Portal Community

Built-In: matchesField

The matchesField rule is the simplest cross-field check — it verifies that two fields have identical values. It is the standard approach for confirm-password and confirm-email patterns:

{
  "id": "password",
  "type": "password",
  "label": "Password",
  "validation": {
    "required": true,
    "minLength": 12
  }
},
{
  "id": "confirm-password",
  "type": "password",
  "label": "Confirm Password",
  "validation": {
    "required": true,
    "matchesField": "password",
    "matchesFieldMessage": "Passwords do not match"
  }
}

Cross-Field via Inline Expression

For date range validation, use an inline expression in customRule.
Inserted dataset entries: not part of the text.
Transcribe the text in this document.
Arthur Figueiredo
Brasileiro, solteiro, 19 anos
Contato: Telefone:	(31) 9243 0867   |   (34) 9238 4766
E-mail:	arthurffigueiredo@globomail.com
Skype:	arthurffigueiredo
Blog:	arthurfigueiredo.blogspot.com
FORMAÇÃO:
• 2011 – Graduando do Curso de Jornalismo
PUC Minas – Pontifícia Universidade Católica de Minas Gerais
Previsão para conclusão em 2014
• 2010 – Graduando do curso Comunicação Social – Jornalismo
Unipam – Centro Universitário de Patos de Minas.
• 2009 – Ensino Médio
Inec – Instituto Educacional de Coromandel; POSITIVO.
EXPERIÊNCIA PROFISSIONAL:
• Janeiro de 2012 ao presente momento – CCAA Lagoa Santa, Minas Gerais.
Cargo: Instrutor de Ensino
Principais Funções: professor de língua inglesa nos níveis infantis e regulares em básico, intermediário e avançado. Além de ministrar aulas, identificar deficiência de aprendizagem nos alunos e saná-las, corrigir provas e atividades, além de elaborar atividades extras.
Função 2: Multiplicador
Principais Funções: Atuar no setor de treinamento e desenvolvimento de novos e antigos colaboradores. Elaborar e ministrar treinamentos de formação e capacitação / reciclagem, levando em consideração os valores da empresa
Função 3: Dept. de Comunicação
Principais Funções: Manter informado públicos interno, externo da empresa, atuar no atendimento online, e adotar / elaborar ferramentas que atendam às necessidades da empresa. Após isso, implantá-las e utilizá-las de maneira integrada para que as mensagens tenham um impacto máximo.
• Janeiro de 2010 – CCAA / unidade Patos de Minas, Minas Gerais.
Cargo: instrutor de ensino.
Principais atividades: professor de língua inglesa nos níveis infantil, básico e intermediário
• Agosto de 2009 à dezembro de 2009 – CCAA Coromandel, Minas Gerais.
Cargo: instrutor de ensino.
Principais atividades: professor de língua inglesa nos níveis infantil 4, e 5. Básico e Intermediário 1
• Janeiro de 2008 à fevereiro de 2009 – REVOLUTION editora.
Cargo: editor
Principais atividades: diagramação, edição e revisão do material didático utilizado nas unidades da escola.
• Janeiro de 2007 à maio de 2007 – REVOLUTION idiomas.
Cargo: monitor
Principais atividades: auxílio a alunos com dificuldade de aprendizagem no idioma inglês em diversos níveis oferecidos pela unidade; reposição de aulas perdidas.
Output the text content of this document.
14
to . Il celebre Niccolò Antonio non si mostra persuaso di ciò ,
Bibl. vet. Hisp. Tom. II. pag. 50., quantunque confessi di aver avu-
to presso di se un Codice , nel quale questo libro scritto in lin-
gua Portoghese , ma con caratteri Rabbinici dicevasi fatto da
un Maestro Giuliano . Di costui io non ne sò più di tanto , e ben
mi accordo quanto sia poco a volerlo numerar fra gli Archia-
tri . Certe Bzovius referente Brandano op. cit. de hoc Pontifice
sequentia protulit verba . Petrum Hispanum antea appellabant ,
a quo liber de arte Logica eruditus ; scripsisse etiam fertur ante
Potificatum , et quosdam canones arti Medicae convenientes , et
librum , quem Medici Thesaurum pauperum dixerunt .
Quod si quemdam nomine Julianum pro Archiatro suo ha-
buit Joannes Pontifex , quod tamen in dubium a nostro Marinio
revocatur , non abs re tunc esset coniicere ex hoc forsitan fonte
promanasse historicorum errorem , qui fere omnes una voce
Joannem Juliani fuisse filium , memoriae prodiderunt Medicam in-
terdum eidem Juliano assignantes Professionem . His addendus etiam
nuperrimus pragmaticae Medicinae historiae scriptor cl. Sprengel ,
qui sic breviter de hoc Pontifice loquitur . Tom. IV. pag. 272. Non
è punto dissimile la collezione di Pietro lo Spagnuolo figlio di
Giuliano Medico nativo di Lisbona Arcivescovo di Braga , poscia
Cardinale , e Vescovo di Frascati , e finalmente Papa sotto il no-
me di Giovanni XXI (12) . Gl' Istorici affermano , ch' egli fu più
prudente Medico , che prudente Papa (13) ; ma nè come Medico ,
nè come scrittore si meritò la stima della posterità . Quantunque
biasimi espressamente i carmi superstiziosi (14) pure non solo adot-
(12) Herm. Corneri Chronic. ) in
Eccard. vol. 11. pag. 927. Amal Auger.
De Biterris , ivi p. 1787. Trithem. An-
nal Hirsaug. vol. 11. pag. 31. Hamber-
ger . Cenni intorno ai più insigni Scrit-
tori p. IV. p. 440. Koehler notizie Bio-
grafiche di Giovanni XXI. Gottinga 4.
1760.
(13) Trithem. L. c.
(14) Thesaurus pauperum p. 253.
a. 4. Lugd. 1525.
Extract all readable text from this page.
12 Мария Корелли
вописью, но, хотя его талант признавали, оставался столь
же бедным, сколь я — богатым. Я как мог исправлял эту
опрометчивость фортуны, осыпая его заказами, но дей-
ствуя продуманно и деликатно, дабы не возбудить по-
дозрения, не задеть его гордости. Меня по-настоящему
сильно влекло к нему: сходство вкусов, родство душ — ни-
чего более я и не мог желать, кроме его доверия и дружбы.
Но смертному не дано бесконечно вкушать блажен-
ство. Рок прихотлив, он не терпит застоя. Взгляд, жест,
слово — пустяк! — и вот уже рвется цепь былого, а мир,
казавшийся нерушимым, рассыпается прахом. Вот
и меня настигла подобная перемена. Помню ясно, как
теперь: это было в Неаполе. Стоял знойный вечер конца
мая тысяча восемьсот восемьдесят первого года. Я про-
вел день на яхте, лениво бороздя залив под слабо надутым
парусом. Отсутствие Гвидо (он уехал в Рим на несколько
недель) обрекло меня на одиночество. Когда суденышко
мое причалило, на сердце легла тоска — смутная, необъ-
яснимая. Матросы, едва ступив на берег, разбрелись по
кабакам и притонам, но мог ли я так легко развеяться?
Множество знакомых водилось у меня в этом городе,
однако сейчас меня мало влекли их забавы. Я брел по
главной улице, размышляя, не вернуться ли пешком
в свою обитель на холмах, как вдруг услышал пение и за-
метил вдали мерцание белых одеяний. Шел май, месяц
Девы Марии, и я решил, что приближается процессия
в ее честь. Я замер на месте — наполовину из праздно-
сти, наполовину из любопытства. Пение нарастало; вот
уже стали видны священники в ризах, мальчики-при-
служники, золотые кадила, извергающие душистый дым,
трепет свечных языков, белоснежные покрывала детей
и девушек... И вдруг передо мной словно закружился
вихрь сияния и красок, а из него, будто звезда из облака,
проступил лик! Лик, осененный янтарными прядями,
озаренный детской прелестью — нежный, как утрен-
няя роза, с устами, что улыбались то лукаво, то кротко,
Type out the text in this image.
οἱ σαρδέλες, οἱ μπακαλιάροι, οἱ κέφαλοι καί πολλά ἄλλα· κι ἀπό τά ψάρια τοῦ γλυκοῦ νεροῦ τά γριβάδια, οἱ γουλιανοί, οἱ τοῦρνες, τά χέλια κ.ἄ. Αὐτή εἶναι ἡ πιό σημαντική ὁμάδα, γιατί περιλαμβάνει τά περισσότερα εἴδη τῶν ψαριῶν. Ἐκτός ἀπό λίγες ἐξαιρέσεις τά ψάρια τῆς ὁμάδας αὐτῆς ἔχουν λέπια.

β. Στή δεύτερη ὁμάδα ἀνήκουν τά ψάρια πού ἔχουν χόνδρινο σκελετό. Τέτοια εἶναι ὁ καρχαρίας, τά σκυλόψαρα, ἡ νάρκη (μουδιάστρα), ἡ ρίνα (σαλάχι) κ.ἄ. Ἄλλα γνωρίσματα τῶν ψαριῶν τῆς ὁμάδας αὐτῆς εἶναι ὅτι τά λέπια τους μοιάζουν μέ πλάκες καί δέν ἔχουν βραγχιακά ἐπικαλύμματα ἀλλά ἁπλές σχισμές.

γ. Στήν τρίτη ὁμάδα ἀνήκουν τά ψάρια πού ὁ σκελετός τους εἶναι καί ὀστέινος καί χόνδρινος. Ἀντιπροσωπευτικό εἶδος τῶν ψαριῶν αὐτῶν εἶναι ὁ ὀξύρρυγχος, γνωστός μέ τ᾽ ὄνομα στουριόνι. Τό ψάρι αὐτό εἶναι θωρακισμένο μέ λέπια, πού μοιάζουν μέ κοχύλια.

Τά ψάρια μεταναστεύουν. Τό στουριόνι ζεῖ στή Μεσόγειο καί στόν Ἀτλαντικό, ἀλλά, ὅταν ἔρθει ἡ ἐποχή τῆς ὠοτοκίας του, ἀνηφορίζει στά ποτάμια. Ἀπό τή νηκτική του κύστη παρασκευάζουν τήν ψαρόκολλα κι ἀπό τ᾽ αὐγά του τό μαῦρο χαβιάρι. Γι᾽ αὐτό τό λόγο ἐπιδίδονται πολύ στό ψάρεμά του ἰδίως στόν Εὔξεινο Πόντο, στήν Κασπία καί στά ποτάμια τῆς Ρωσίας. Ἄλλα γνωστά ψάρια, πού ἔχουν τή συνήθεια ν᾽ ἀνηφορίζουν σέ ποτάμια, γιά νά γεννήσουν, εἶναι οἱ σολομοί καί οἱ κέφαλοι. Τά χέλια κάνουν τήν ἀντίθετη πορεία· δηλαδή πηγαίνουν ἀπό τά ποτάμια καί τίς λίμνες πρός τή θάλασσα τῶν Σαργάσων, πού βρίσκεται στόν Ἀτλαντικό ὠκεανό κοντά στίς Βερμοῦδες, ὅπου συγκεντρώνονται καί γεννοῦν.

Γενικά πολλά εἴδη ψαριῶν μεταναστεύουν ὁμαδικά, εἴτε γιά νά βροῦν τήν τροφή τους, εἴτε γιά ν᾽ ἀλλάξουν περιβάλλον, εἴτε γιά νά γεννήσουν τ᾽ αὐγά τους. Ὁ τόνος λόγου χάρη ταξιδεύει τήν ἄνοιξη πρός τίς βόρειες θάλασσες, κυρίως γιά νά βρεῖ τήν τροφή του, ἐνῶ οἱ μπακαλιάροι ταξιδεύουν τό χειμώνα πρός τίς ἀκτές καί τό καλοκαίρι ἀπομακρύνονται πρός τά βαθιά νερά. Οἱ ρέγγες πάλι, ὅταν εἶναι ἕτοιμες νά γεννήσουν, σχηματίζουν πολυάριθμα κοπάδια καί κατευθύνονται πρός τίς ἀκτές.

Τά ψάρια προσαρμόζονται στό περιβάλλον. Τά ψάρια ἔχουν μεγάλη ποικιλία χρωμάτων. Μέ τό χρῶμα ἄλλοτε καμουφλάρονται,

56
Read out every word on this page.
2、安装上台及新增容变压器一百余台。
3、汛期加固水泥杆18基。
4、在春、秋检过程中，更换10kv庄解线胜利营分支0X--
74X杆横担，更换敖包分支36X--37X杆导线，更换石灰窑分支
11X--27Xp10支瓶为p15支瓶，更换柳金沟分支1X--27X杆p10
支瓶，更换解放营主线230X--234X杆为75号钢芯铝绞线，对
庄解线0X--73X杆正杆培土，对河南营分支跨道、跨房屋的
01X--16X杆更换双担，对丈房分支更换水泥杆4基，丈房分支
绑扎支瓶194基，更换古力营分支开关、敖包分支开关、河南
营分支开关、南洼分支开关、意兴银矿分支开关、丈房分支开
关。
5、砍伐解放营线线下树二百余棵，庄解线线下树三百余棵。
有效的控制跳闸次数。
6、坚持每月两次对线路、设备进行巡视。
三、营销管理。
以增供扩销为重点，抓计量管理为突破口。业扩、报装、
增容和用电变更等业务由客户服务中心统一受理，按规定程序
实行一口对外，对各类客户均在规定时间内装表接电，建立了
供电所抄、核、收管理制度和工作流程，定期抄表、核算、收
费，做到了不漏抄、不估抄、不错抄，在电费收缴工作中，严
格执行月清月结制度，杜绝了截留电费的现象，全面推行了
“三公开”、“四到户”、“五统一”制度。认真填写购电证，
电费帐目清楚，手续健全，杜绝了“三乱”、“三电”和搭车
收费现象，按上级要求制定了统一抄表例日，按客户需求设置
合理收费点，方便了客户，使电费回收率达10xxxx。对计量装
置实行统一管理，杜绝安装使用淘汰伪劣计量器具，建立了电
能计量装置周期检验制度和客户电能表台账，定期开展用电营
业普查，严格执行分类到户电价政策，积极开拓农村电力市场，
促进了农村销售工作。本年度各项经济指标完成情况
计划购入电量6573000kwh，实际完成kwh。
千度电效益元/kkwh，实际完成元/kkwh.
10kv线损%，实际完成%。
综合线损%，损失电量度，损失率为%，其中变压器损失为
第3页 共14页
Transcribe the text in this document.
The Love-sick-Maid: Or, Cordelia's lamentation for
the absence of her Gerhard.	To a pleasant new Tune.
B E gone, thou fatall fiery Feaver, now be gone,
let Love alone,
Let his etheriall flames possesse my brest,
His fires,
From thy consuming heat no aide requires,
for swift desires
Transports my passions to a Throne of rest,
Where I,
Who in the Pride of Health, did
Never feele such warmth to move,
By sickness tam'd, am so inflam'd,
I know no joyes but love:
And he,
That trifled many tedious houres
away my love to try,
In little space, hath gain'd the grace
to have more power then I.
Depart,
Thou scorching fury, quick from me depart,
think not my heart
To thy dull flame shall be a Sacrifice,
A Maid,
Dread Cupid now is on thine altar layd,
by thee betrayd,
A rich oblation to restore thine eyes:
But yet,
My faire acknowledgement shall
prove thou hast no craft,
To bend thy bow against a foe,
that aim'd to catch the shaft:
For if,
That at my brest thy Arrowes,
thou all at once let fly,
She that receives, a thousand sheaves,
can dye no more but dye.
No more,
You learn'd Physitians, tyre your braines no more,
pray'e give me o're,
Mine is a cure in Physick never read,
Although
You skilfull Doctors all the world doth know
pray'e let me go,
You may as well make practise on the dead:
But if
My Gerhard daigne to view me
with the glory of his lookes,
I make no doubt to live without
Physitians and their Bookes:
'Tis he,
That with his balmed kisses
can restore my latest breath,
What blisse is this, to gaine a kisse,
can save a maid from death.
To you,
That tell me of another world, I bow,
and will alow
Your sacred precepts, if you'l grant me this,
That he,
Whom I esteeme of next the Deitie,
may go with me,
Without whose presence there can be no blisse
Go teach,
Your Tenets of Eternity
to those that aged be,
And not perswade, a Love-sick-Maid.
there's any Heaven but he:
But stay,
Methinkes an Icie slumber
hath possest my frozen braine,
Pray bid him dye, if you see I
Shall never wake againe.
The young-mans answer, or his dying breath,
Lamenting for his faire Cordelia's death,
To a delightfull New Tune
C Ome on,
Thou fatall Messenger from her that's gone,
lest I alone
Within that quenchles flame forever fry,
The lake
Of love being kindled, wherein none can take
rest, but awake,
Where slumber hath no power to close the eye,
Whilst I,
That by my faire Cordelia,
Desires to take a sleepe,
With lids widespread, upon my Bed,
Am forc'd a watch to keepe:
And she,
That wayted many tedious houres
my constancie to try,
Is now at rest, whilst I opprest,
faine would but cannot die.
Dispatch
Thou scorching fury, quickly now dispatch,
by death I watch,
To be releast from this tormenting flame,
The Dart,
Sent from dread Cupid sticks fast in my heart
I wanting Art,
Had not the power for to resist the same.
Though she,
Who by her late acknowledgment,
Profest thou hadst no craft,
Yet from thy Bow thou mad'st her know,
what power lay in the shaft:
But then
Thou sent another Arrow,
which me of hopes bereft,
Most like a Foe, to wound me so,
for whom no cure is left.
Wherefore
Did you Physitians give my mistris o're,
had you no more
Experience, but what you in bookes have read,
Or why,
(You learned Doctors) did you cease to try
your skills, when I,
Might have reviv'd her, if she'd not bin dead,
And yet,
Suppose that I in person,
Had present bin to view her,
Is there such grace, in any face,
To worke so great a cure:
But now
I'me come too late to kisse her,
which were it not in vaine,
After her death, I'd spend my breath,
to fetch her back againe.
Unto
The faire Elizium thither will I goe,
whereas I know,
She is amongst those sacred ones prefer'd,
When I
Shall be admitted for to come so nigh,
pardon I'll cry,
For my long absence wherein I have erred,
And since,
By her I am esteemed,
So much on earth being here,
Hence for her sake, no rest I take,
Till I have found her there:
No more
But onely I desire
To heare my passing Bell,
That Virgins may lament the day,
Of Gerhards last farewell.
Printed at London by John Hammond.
The expression has access to value (current field) and allValues (all form values):

{
  "id": "start-date",
  "type": "date",
  "label": "Start Date",
  "validation": { "required": true }
},
{
  "id": "end-date",
  "type": "date",
  "label": "End Date",
  "validation": {
    "required": true,
    "customRule": {
      "expression": "!allValues['start-date'] || value > allValues['start-date']",
      "message": "End date must be after start date"
    }
  }
}

Cross-Field via Custom Validator

For more complex cross-field logic, write a named custom validator that reads allValues:

// Register a cross-field validator
import { registerValidator } from '@atlas-forms/validation-js';

registerValidator('contractValueWithinBudget', (value, fieldId, allValues) => {
  const contractValue = parseFloat(value) || 0;
  const approvedBudget = parseFloat(allValues['approved-budget']) || 0;
  return {
    valid: contractValue <= approvedBudget,
    message: `Contract value ($${contractValue.toLocaleString()}) exceeds approved budget ($${approvedBudget.toLocaleString()})`
  };
});

// Use in schema
{
  "id": "contract-value",
  "type": "number",
  "label": "Contract Value",
  "validation": {
    "required": true,
    "min": 0,
    "customRule": {
      "name": "contractValueWithinBudget",
      "message": "Contract value exceeds approved budget"
    }
  }
}

Form-Level Validators

Form-level validators run after all field-level validation and can produce errors that are not tied to a specific field. Define them in the schema root's formValidators array:

// Schema root-level formValidators
{
  "formValidators": [
    {
      "name": "atLeastOneContactMethod",
      "message": "At least one contact method (email, phone, or post) must be provided"
    }
  ]
}

// Register the validator
registerValidator('atLeastOneContactMethod', (value, fieldId, allValues) => {
  const hasEmail = !!allValues['contact-email'];
  const hasPhone = !!allValues['contact-phone'];
  const hasPost  = allValues['contact-method'] === 'post';
  return {
    valid: hasEmail || hasPhone || hasPost,
    message: 'Provide at least one contact method: email, phone, or postal address'
  };
});

Re-triggering Cross-Field Validation

When the user changes field A that a cross-field rule on field B depends on, field B's validation must re-run. Configure this with revalidateOnChange:

// The confirm-password field re-validates whenever "password" changes
{
  "id": "confirm-password",
  "type": "password",
  "label": "Confirm Password",
  "validation": {
    "matchesField": "password",
    "revalidateOnChange": ["password"]
  }
}
Best Practice Place the cross-field error message on the dependent field (the one doing the comparison), not on the source field. Users expect the "Confirm Password" field to show an error, not the original "Password" field. This also means clearing the error naturally when the dependent field is corrected.